- Born: November 1, 1871 Labuništa
- Died: May 6, 1952 Labuništa

= Anđelko Krstić =

Anđelko Krstić (Анђелко Крстић; Labuništa, near Struga, 1 November 1871 – Labuništa, near Struga, 6 May 1952) was a Serb writer and patriot. During the struggles to free Old Serbia and Macedonia from the Ottoman yoke, the Balkan Wars (1912–1913) and World War I, Krstić fought as a Chetnik voivode.

== Life ==
Krstić was born in the village of Labuništa in the Drimkol area (known as Mala Šumadija) north of Struga (present-day North Macedonia, then in Ottoman Empire) into a Serb family of pečalbari, whose work took them away from their homeland to earn for living but always kept close connections to their homeland.

His father, Martin, worked as a milkman in Belgrade and Anđelko joined him at a young age. Unhappy about this work, he wanted to get an education and enroll in an evening course in Saint Sava school for teachers. His father opposed his decision, took him back to native Labuništa and pressed him to marry, aged only 17.

However, Anđelko decided to oppose his father more resolutely when he wanted to take him to work with him in Romania. Instead, he returned to Belgrade and started working as a milkman assistant with his compatriot Marko Šumenković while in the evenings he attended school lessons. Professors soon noticed his diligence and helped him with a small stipend. He graduated in August 1889 with excellent grades. Despite an offer to stay in Belgrade Krstić decided to go back to his native village.

==World War I and After==
Back in Old Serbia, despite many obstacles imposed by the Ottoman authorities and the Bulgarian Exarchate, he managed to open Serbian schools in the neighboring village of Podgorec and often collaborated with the Chetniks (members of the Serbian Chetnik Organization). He was arrested by Turkish authorities for his patriotic work several times. In 1911 he became the head principal of all the Serb schools in the areas of Debar, Struga, Štip and Ohrid.

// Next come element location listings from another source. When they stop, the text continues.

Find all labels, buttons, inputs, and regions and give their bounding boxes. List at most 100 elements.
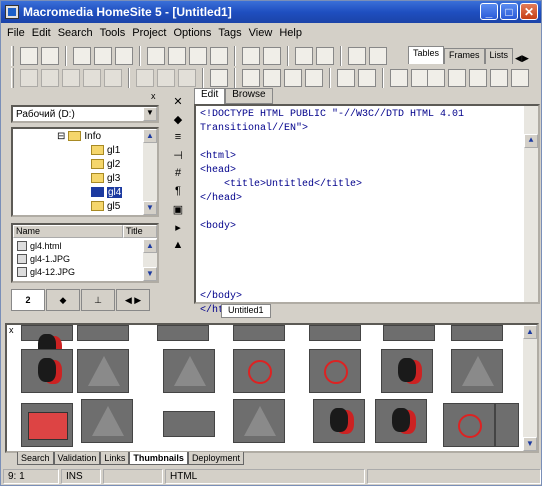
- thumbnail[interactable]: [77, 325, 129, 341]
- file-row[interactable]: gl4-1.JPG: [17, 252, 70, 265]
- link-check-icon[interactable]: [284, 69, 302, 87]
- tag-insight-icon[interactable]: ▸: [171, 221, 185, 235]
- menu-tags[interactable]: Tags: [218, 27, 241, 39]
- menu-project[interactable]: Project: [132, 27, 166, 39]
- thumbnail[interactable]: [443, 403, 495, 447]
- thumbnail[interactable]: [163, 411, 215, 437]
- tree-item-info[interactable]: ⊟ Info: [57, 129, 101, 143]
- table-header-icon[interactable]: [511, 69, 529, 87]
- tab-links[interactable]: Links: [100, 452, 130, 465]
- thumbnail[interactable]: [81, 399, 133, 443]
- minimize-button[interactable]: _: [480, 3, 498, 20]
- word-wrap-icon[interactable]: ≡: [171, 131, 185, 145]
- format-icon[interactable]: [358, 69, 376, 87]
- maximize-button[interactable]: □: [500, 3, 518, 20]
- tab-tables[interactable]: Tables: [408, 46, 445, 64]
- scroll-up-icon[interactable]: ▲: [524, 134, 538, 148]
- tab-edit[interactable]: Edit: [194, 88, 226, 104]
- results-scrollbar[interactable]: ▲ ▼: [523, 325, 537, 451]
- thumbnail[interactable]: [451, 325, 503, 341]
- menu-edit[interactable]: Edit: [32, 27, 51, 39]
- tab-deployment[interactable]: Deployment: [187, 452, 244, 465]
- tab-frames[interactable]: Frames: [444, 48, 485, 64]
- thumbnail[interactable]: [233, 325, 285, 341]
- validate-icon[interactable]: [242, 69, 260, 87]
- results-panel-icon[interactable]: ▣: [171, 203, 185, 217]
- menu-search[interactable]: Search: [58, 27, 93, 39]
- abc-icon[interactable]: [337, 69, 355, 87]
- paste-icon[interactable]: [62, 69, 80, 87]
- file-list-scrollbar[interactable]: ▲ ▼: [143, 239, 157, 281]
- save-icon[interactable]: [73, 47, 91, 65]
- thumbnail[interactable]: [77, 349, 129, 393]
- scroll-down-icon[interactable]: ▼: [523, 437, 537, 451]
- undo-icon[interactable]: [136, 69, 154, 87]
- thumbnail[interactable]: [309, 349, 361, 393]
- tag-chooser-icon[interactable]: [210, 69, 228, 87]
- tab-lists[interactable]: Lists: [484, 48, 514, 64]
- scroll-up-icon[interactable]: ▲: [143, 239, 157, 253]
- table-cell-icon[interactable]: [490, 69, 508, 87]
- save-all-icon[interactable]: [94, 47, 112, 65]
- thumbnail[interactable]: [21, 403, 73, 447]
- results-close-icon[interactable]: x: [9, 325, 14, 335]
- document-weight-icon[interactable]: [305, 69, 323, 87]
- menu-options[interactable]: Options: [174, 27, 212, 39]
- gutter-icon[interactable]: ¶: [171, 185, 185, 199]
- comment-icon[interactable]: #: [171, 167, 185, 181]
- tree-item-gl4[interactable]: gl4: [91, 185, 123, 199]
- paste-special-icon[interactable]: [83, 69, 101, 87]
- editor-scrollbar[interactable]: ▲ ▼: [524, 106, 538, 386]
- menu-file[interactable]: File: [7, 27, 25, 39]
- tree-item-gl3[interactable]: gl3: [91, 171, 120, 185]
- thumbnail[interactable]: [381, 349, 433, 393]
- file-row[interactable]: gl4.html: [17, 239, 62, 252]
- column-header-title[interactable]: Title: [123, 225, 157, 238]
- find-icon[interactable]: [147, 47, 165, 65]
- scroll-down-icon[interactable]: ▼: [143, 267, 157, 281]
- tab-thumbnails[interactable]: Thumbnails: [129, 452, 188, 465]
- thumbnail[interactable]: [451, 349, 503, 393]
- find-files-icon[interactable]: [189, 47, 207, 65]
- toolbar-grip[interactable]: [11, 46, 14, 66]
- redo-icon[interactable]: [157, 69, 175, 87]
- tree-item-gl2[interactable]: gl2: [91, 157, 120, 171]
- special-char-icon[interactable]: [316, 47, 334, 65]
- menu-help[interactable]: Help: [279, 27, 302, 39]
- tab-snippets[interactable]: ◀ ▶: [116, 289, 150, 311]
- scroll-up-icon[interactable]: ▲: [143, 129, 157, 143]
- settings-icon[interactable]: [369, 47, 387, 65]
- collapse-icon[interactable]: ⊟: [57, 131, 65, 142]
- new-file-icon[interactable]: [20, 47, 38, 65]
- thumbnail[interactable]: [21, 325, 73, 358]
- scroll-up-icon[interactable]: ▲: [523, 325, 537, 339]
- delete-icon[interactable]: [104, 69, 122, 87]
- replace-icon[interactable]: [168, 47, 186, 65]
- tree-scrollbar[interactable]: ▲ ▼: [143, 129, 157, 215]
- panel-close-icon[interactable]: x: [151, 91, 156, 101]
- thumbnail[interactable]: [375, 399, 427, 443]
- chevron-down-icon[interactable]: ▼: [143, 107, 157, 121]
- tab-site-view[interactable]: ⊥: [81, 289, 115, 311]
- drive-selector[interactable]: Рабочий (D:) ▼: [11, 105, 159, 123]
- spell-check-icon[interactable]: [263, 69, 281, 87]
- browser-preview-icon[interactable]: [348, 47, 366, 65]
- indent-icon[interactable]: ⊣: [171, 149, 185, 163]
- document-tab[interactable]: Untitled1: [221, 304, 271, 318]
- code-icon[interactable]: [263, 47, 281, 65]
- thumbnail[interactable]: [21, 349, 73, 393]
- image-map-icon[interactable]: [390, 69, 408, 87]
- toggle-panel-icon[interactable]: ◆: [171, 113, 185, 127]
- thumbnail[interactable]: [157, 325, 209, 341]
- tree-item-gl5[interactable]: gl5: [91, 199, 120, 213]
- tab-projects[interactable]: ◆: [46, 289, 80, 311]
- thumbnail[interactable]: [383, 325, 435, 341]
- triangle-icon[interactable]: ▲: [171, 239, 185, 253]
- cut-icon[interactable]: [20, 69, 38, 87]
- refresh-icon[interactable]: [178, 69, 196, 87]
- copy-icon[interactable]: [41, 69, 59, 87]
- thumbnail[interactable]: [233, 349, 285, 393]
- insert-tag-icon[interactable]: [295, 47, 313, 65]
- column-header-name[interactable]: Name: [13, 225, 123, 238]
- close-doc-icon[interactable]: ✕: [171, 95, 185, 109]
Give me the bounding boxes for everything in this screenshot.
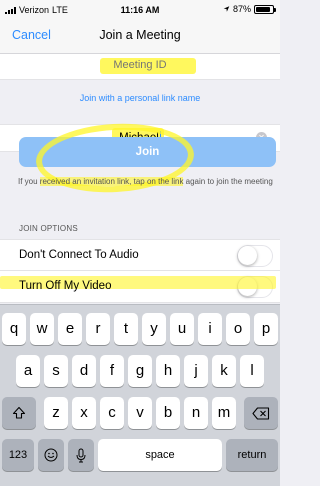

Following October 1915 invasion of Serbia during World War I at the hands of German, Austro-Hungarian and Bulgarian armies, the Serbian army retreated through Albania, an event sometimes called the Albanian Golgotha. Kostić was among the lucky ones who survived and from Thessaloniki he participated in the Serbian army's offensive. Serbian and French forces retook limited areas of Macedonia by recapturing Bitola on 19 November 1916. They finally made a breakthrough; this breakthrough was significant in defeating Bulgaria and Austria-Hungary, which led to the final victory of World War I.

In 1924 he was offered by Bora Stanković a post in the Ministry of Education in Belgrade. Although he hesitated in 1940 he was appointed as an editor of Glas juga newspaper from Skopje, where he remained until the Nazi occupation in 1941. Krstić, modest as he was, spent the most of his life where he was born. He died in 1952 and was, by his own wish, buried on a hill underneath Mount Jablanica.

== Works ==
His first writing, descriptions of local customs, appeared in 1904 in Carigradski glasnik, a Serb newspaper printed in Constantinople. He wrote under the pen name Drimkolac (Drimkol is the name of the Struga area). His first short story saw the light of day in 1903 in the same newspaper. It was called Pečalba – the theme that will preoccupy his opus. Until 1914 he published ten stories but was little noticed in literary circles.

The breakthrough came in 1932 when a collection of his short stories was published in Belgrade. In the same year, he also published Trajan, a novel that includes many autobiographical elements. For both books, he received praise and won several literary awards.

He also wrote a drama Zatočnici (1937) that was performed in Skopje that same year, as well as another book of short stories published in 1951. An autobiographical book entitled Sećanja appeared in the year 2000.

His books are written in the dialect of his native Drimkol. In his style of writing Krstić was a strict realist.